Première de Pina Bausch

Pina en coulisses savoure l'instant de l'unanimité et de l'apothéose. Je n'interromps pas le cours de mes émotions. Pas même au lit. Je relis, avant de m'endormir, une nouvelle génialement fade de Raymond Carver.

Cette "première" me fait penser au dernier ! déjeuner panique. J'avais demandé à Topor et à Jodorowsky : quels sont nos dragons ? (Newton, après avoir découvert la théorie de la gravitation universelle s'était offert une expédition dans les Alpes. Pour y chercher... des dragons ! Et ovationné par tous.) C'est-à-dire : Quelle est l'actuelle conviction unanime qui dans quelques années paraîtra étonnante ou risible ? Topor avait répondu du tac au tac : L'amour !... c'est une invention de la police.

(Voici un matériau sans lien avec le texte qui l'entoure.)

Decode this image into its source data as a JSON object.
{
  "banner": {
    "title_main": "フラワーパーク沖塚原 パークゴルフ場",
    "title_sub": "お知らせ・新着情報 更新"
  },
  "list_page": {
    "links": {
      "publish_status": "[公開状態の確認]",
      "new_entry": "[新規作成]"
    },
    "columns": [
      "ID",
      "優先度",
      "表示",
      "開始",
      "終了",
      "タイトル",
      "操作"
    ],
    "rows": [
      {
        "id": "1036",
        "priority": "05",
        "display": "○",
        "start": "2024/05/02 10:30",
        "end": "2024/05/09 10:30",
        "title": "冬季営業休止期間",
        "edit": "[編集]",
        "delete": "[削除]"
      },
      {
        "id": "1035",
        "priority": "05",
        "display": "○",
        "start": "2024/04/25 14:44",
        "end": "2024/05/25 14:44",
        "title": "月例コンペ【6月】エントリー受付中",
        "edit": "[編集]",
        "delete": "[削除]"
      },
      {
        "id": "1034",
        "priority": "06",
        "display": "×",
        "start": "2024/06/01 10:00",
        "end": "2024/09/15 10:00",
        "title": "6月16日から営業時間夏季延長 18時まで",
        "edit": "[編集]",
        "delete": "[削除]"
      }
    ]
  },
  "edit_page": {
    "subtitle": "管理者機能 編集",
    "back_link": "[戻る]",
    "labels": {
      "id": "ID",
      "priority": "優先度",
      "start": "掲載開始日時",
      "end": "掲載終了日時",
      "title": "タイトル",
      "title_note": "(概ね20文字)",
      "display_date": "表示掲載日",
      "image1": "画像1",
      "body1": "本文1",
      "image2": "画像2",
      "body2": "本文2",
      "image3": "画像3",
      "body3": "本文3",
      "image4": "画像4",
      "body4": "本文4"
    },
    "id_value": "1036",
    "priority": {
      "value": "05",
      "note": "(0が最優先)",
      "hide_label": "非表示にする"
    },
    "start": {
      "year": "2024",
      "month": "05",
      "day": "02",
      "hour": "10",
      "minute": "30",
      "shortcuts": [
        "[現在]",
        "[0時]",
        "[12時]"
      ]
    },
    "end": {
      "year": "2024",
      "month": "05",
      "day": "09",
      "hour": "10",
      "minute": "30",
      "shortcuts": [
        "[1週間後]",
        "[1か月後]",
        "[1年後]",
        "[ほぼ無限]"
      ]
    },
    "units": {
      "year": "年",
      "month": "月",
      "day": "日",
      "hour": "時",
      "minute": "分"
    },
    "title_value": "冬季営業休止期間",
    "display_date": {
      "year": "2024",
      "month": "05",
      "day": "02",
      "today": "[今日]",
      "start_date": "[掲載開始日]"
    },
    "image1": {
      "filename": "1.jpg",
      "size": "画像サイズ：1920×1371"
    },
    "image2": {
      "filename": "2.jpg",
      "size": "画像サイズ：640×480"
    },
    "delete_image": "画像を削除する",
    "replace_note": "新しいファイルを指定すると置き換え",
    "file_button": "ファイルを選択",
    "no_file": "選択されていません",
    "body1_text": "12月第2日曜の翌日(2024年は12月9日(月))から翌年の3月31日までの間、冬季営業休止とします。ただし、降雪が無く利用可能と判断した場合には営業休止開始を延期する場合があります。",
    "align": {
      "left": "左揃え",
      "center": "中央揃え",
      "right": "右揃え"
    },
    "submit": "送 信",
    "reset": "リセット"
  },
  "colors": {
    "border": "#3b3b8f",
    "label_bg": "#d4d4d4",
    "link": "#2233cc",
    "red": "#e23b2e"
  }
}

Ai-je entendu le mot "fade" au milieu de la foule enthousiaste ? Un blasphémateur ? Il y a un millénaire, le poète Sikong Tu vivait en odeur de sainteté. Il ne créa même pas le "fadisme", malgré le culte qu'il vouait à l'insipidité : L'homme est fade, déraciné... Tout ce qui a une saveur s'épuise, devient sec. La fadeur s'approfondit peu à peu... Elle semble sans fin, inépuisable...

Pendant l'entracte, au Théâtre de la Ville, Dominique F. signale son ex : "C'est celui-là, qui a le crâne rasé." Hier, il fixait des anglaises postiches à sa moumoute. Aujourd'hui, il désinfecte son passé insipide au Coca- light. Rimbaud a bien avoué "Je suis tombé amoureux d'un porc : Verlaine."

Je t'aime, Pina, comme il y a vingt-quatre ans, à Bochum, avec Maria Schell.